ENGL 302F -- Spring Quarter 2012

CRITICAL PRACTICE (Critical Practice) Liu TTh 1:30-3:20 13467

This course is designed to tackle the two main complaints about theory: one, that it is alienatingly abstract; and two, that theory doesn’t make sense once you try to explain it to people outside the English major. How to make theory an extension of self-making, and remove it from the role of merciless taskmaster? And is it possible to communicate theoretical ideas in “plain English”?
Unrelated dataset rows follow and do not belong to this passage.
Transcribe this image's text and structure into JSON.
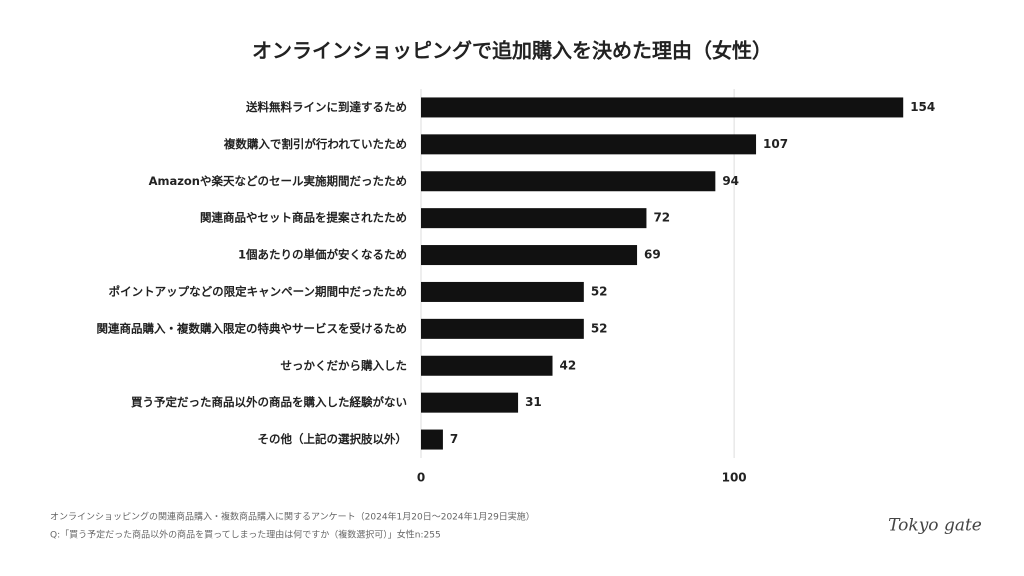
{
  "chart_data": {
    "type": "hbar",
    "title": "オンラインショッピングで追加購入を決めた理由（女性）",
    "categories": [
      "送料無料ラインに到達するため",
      "複数購入で割引が行われていたため",
      "Amazonや楽天などのセール実施期間だったため",
      "関連商品やセット商品を提案されたため",
      "1個あたりの単価が安くなるため",
      "ポイントアップなどの限定キャンペーン期間中だったため",
      "関連商品購入・複数購入限定の特典やサービスを受けるため",
      "せっかくだから購入した",
      "買う予定だった商品以外の商品を購入した経験がない",
      "その他（上記の選択肢以外）"
    ],
    "values": [
      154,
      107,
      94,
      72,
      69,
      52,
      52,
      42,
      31,
      7
    ],
    "color": "#111111",
    "xlim": [
      0,
      160
    ],
    "xticks": [
      0,
      100
    ],
    "grid": true,
    "footnotes": [
      "オンラインショッピングの関連商品購入・複数商品購入に関するアンケート（2024年1月20日〜2024年1月29日実施）",
      "Q:「買う予定だった商品以外の商品を買ってしまった理由は何ですか（複数選択可）」女性n:255"
    ],
    "logo": "Tokyo gate"
  }
}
The general theme for the quarter circles around the issue of pain, which is so viscerally real and rooted in the body that it seems to be the anti-thesis of cerebral and intangible theory. Stephen Greenblatt, Elaine Scarry, and Eric Hayot all examine how bodily feeling translates into the impulse to narrate, and then finally how these narrations pull out into cultural systems of feeling that are the basis of power distribution. The small number of texts for this quarter means that we will have the luxury of time to think about form and motivation, as well as content. Each of the authors selected are not only pondering similar philosophical questions, but (at least to my mind) do better than most in using different approaches to communicate ideas with clarity. We will be doing a lot of exploratory writing this quarter so that you each have the chance to see how you, and others, work theoretical language into a grammar and syntax that makes sense to your own thinking about how identity fits into critical practice.